Pre-draft measurables
| Height | Weight | Arm length | Hand span | 40-yard dash | 10-yard split | 20-yard split | 20-yard shuttle | Three-cone drill | Vertical jump | Broad jump |
| 6 ft 0+1⁄4 in (1.84 m) | 199 lb (90 kg) | 31 in (0.79 m) | 8+1⁄2 in (0.22 m) | 4.52 s | 1.59 s | 2.62 s | 4.27 s | 7.21 s | 34.5 in (0.88 m) | 9 ft 5 in (2.87 m) |
All values from NFL Combine

===Green Bay Packers===
Jue began the season switching between cornerback and safety, but was eventually permanently placed as a safety when he took over for the injured LeRoy Butler midway through the season. He totaled forty-six tackles with two interceptions, and was named the Packers' Defensive Rookie of the Year. His sophomore season was limited to four games after suffering various injuries that put him on injured reserve early in the year. In 2003, he played in all games, primarily on special teams and had a career best 1.5 sacks, coupled with twenty-seven solo tackles. The following season saw him make forty-two tackles with an interception.

===San Diego Chargers===
After the 2004 season, Jue left to sign with the San Diego Chargers.
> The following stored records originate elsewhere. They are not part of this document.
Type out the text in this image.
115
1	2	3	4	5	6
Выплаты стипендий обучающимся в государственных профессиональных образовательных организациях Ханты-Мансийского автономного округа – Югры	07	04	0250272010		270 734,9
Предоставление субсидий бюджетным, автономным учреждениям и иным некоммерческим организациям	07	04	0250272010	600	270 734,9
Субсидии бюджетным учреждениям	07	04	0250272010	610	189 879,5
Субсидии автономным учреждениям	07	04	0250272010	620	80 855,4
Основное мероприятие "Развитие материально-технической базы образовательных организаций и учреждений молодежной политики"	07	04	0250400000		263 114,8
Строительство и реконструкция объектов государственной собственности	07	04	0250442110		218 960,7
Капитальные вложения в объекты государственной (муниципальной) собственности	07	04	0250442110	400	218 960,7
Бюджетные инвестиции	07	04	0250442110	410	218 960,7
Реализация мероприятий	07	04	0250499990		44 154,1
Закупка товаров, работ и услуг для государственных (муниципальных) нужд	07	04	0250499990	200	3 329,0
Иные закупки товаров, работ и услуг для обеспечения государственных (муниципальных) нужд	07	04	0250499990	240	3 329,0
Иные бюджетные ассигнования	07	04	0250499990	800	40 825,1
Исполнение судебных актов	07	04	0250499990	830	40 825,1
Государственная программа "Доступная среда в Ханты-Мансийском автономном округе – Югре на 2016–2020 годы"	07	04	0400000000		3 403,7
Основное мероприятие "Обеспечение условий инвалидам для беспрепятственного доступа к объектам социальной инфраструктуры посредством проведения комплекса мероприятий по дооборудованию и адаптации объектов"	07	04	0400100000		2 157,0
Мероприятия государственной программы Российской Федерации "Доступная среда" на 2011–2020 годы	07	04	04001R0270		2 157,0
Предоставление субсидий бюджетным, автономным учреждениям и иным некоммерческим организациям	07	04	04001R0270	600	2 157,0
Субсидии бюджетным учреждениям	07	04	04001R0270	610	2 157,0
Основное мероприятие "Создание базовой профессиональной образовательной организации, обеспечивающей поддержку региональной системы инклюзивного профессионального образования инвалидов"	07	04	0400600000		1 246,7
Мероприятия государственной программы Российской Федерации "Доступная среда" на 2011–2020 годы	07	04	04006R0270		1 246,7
He set new career highs with forty-seven tackles and three interceptions. He spent most of the 2006 season as a reserve due to injury. On 1 September 2007, they released him.

===St. Louis Rams===
On 10 October 2007, Jue signed with the St. Louis Rams. He was cut by the St. Louis Rams on 6 November 2007.

==NFL career statistics==

Legend
| Bold | Career high |

===Regular season===

Year: Team; Games; Tackles; Interceptions; Fumbles
GP: GS; Cmb; Solo; Ast; Sck; TFL; Int; Yds; TD; Lng; PD; FF; FR; Yds; TD
2001: GNB; 15; 7; 47; 34; 13; 0.0; 0; 2; 35; 0; 35; 4; 1; 0; 0; 0
2002: GNB; 4; 0; 0; 0; 0; 0.0; 0; 0; 0; 0; 0; 1; 0; 1; 0; 0
2003: GNB; 16; 0; 33; 29; 4; 1.5; 2; 0; 0; 0; 0; 3; 1; 0; 0; 0
2004: GNB; 16; 4; 42; 38; 4; 0.0; 0; 1; 23; 0; 23; 5; 0; 0; 0; 0
2005: SDG; 14; 14; 47; 34; 13; 0.0; 0; 3; 28; 0; 20; 8; 0; 0; 0; 0
2006: SDG; 12; 2; 15; 9; 6; 0.0; 0; 0; 0; 0; 0; 5; 0; 0; 0; 0
2007: ARI; 1; 0; 0; 0; 0; 0.0; 0; 0; 0; 0; 0; 0; 0; 0; 0; 0
STL: 1; 0; 0; 0; 0; 0.0; 0; 0; 0; 0; 0; 0; 0; 0; 0; 0
79; 27; 184; 144; 40; 1.5; 2; 6; 86; 0; 35; 26; 2; 1; 0; 0

===Playoffs===

Year: Team; Games; Tackles; Interceptions; Fumbles
GP: GS; Cmb; Solo; Ast; Sck; TFL; Int; Yds; TD; Lng; PD; FF; FR; Yds; TD
2001: GNB; 2; 0; 3; 3; 0; 0.0; 0; 0; 0; 0; 0; 1; 0; 0; 0; 0
2003: GNB; 2; 0; 5; 5; 0; 1.0; 1; 0; 0; 0; 0; 1; 0; 0; 0; 0
2004: GNB; 1; 0; 1; 1; 0; 0.0; 0; 0; 0; 0; 0; 0; 0; 0; 0; 0
2006: SDG; 1; 0; 1; 1; 0; 0.0; 0; 0; 0; 0; 0; 0; 0; 0; 0; 0
6; 0; 10; 10; 0; 1.0; 1; 0; 0; 0; 0; 2; 0; 0; 0; 0

==Personal==
His name Bhawoh (pronounced "bau") means “very powerful man.” Jue's name is easily mispronounced, lending him the nickname of au jus.